Santé / Monde

Au Bhoutan, pays du bonheur, il n'y a qu'un psychiatre. Et il est débordé

Temps de lecture : 2 min

Door to Heaven (Trongsa, Bhutan) / jmhullot via Flickr CC Lisence By
Door to Heaven (Trongsa, Bhutan) / jmhullot via Flickr CC Lisence By

Quand on habite au Bhoutan, on est censé être heureux dans la vie. Depuis que son roi a introduit en 1972 la notion de «bonheur national brut», toutes les politiques publiques du petit royaume sont évaluées par une commission spéciale du bonheur.

L'ouverture du pays à la modernité, entamée au début des années 1960, a permis d’améliorer l’espérance de vie et les conditions économiques. Mais le pays a aussi dû découvrir l’envers du développement: chômage des jeunes, urbanisation rapide et drogues. Et même au pays de bonheur, certains souffrent de maladies mentales... Le journal The Star consacre ainsi un portrait au seul psychiatre du pays, le docteur Chencho Dorji. Son histoire est aussi celle de l’introduction, timide, de la psychiatrie au Bhoutan.

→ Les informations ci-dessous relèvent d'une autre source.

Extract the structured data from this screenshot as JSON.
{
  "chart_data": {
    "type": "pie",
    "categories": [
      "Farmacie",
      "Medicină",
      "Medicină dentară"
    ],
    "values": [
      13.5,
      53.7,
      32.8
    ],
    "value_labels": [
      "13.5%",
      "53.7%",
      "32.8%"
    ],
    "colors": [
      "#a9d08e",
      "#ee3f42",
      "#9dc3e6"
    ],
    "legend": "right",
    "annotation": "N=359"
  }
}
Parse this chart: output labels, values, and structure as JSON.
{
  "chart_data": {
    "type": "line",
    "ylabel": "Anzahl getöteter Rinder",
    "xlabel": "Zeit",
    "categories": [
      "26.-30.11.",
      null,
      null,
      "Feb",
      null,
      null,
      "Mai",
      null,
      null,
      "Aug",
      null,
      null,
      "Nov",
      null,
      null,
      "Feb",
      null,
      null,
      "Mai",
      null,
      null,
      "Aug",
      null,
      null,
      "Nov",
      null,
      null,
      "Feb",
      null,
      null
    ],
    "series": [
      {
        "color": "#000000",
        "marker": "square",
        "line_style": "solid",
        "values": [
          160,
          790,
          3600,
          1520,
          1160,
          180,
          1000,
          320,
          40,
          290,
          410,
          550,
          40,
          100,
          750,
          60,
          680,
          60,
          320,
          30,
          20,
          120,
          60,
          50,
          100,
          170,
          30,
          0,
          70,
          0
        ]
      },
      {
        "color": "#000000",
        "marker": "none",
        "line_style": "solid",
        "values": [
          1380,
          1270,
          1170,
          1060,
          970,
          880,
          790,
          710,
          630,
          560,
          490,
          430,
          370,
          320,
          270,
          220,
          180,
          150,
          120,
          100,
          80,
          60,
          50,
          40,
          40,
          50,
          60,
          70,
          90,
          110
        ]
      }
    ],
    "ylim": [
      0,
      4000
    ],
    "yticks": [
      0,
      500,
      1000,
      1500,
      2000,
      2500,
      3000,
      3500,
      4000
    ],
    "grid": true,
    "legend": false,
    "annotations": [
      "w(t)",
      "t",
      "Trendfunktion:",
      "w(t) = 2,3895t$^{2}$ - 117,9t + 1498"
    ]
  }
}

Chencho Dorji est devenu psychiatre pour aider son frère Damchoy, schizophrène. Il est aujourd’hui à la tête du seul service de psychiatrie de l'Etat. 5.300 dépressifs, bipolaires, schizophrènes et, surtout, alcooliques et toxicomanes (la moitié des lits) ont été traités depuis l’ouverture du service en 1999. Le service a reçu 151 patients la première année, et 864 en 2012.

Comme le Bouthan est très croyant, la majorité de ces malades se pensent d’abord possédés par un esprit, et font appel aux rituels bouddhistes ou à la magie noire avant de se rendre, en dernier recours, chez le psychiatre. Il n’y a d’ailleurs, note le quotidien, pas de mot pour dire «dépression» en dzongkha, la langue officielle au Bhoutan. Le docteur Chencho Dorji ne décourage donc pas ses patients de poursuivre leurs rituels, pourvu qu’ils acceptent de prendre un traitement médical sur le long terme…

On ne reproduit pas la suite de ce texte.